One impediment to successful AMI transmission over distance is the “pulse-tail”-cable artifact. When you do not drive the cable to a positive- or a negative-marking pulse, such as in a zero following a one, the last transmitted marking pulse extends in time and slowly decays to zero. This effect becomes more pronounced as the cable gets longer, and, unless you eliminate it through the use of a frequency-equalization network that matches the cable-length and -attenuation characteristics, it will wreak havoc on the data-recovery slicers (Figure 2e and f).
You can easily convert two-level NRZI to three-level AMI through a straightforward algorithm that you can implement with a few gates and line drivers, a transformer, and a delay line if the system clock is unavailable. If no NRZI transition exists, transmit nothing for that symbol interval. For every rising NRZI edge, transmit a marking pulse, usually with a duration of one-half-symbol interval. For convenience, assign this pulse polarity as positive. For every falling NRZI edge, transmit a similar marking pulse of the opposite polarity to that of the rising edge. This step automatically creates the alternate marking polarities. Again for convenience, assign this pulse polarity as negative.
Recovering the NRZI directly from the AMI is likewise a straightforward algorithm (Figure 3a and b). If there is no received-voltage-threshold crossing of opposite polarity to that of the previous marking-threshold crossing, retain the last received-marking state at logic high or logic low. If the received-AMI voltage crosses a threshold at a polarity opposite to the current state of the detector output, toggle the detector output to the state associated with that new polarity. Again, for convenience, if the AMI-pulse-threshold crossing is positive above the midlevel, or zero, toggle the detector output to a rising edge; if the AMI-pulse-threshold crossing is negative below the midlevel, or zero, toggle the detector output to a falling edge.

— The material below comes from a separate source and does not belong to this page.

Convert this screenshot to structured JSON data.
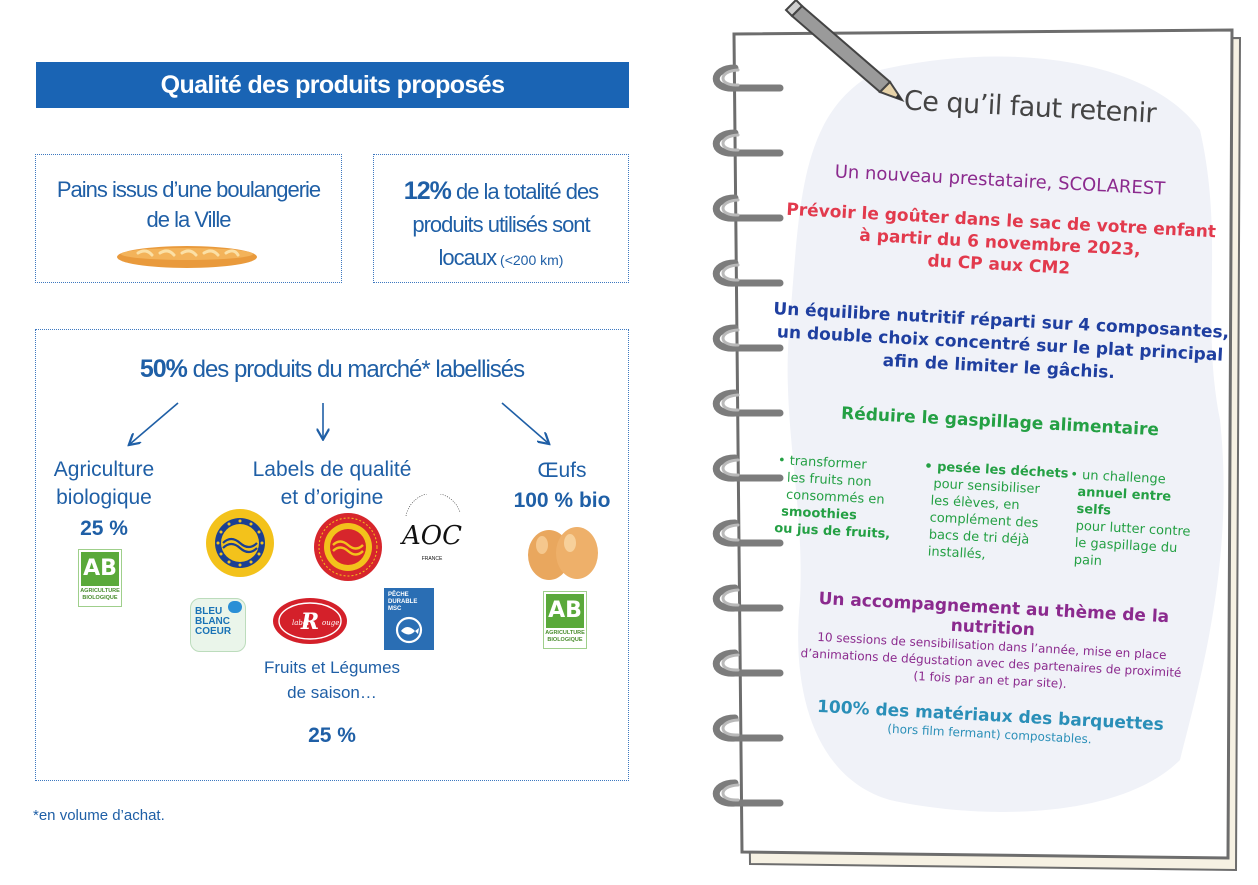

From these algorithms, you can see that this receiving method directly translates the AMI code into the NRZI code. Also, by its requirement for alternate marks to cross the zero level and the subsequent opposite threshold to cause an output toggle, this method is immune to the marking-pulse tails that poorly or nonequalized lengths of transmission line cause (Figure 3c and d). This effect gives rise to the possibility of eliminating the amplitude/frequency-equalizer portion of the receiver for high-bit-rate data transmission on medium-length copper cables.
A circuit that fulfills the receiver algorithm is a Schmitt trigger with an upper trip point and a lower trip point that are above and below the midlevel of the AMI three-level signal. You can easily set this point as a hardware bias with ac coupling of the dc-balanced AMI signal because there is virtually no baseline wander with AMI (Figure 4). Gain and drive level are not critical as long as sufficient pulse amplitude exists to cross the trip thresholds. If the signal is excessively strong or the trip thresholds are close to the midsignal level, the circuit still correctly translates data as long as no end-of-pulse ringing crossing into the opposite trip thresholds occurs. If this scenario occurs, pulse tails are beneficial, and you can artificially introduce them for the minimum operational cable length if necessary. The image on the left shows some oscilloscope-photo waveforms using the ECL Schmitt trigger of Figure 4.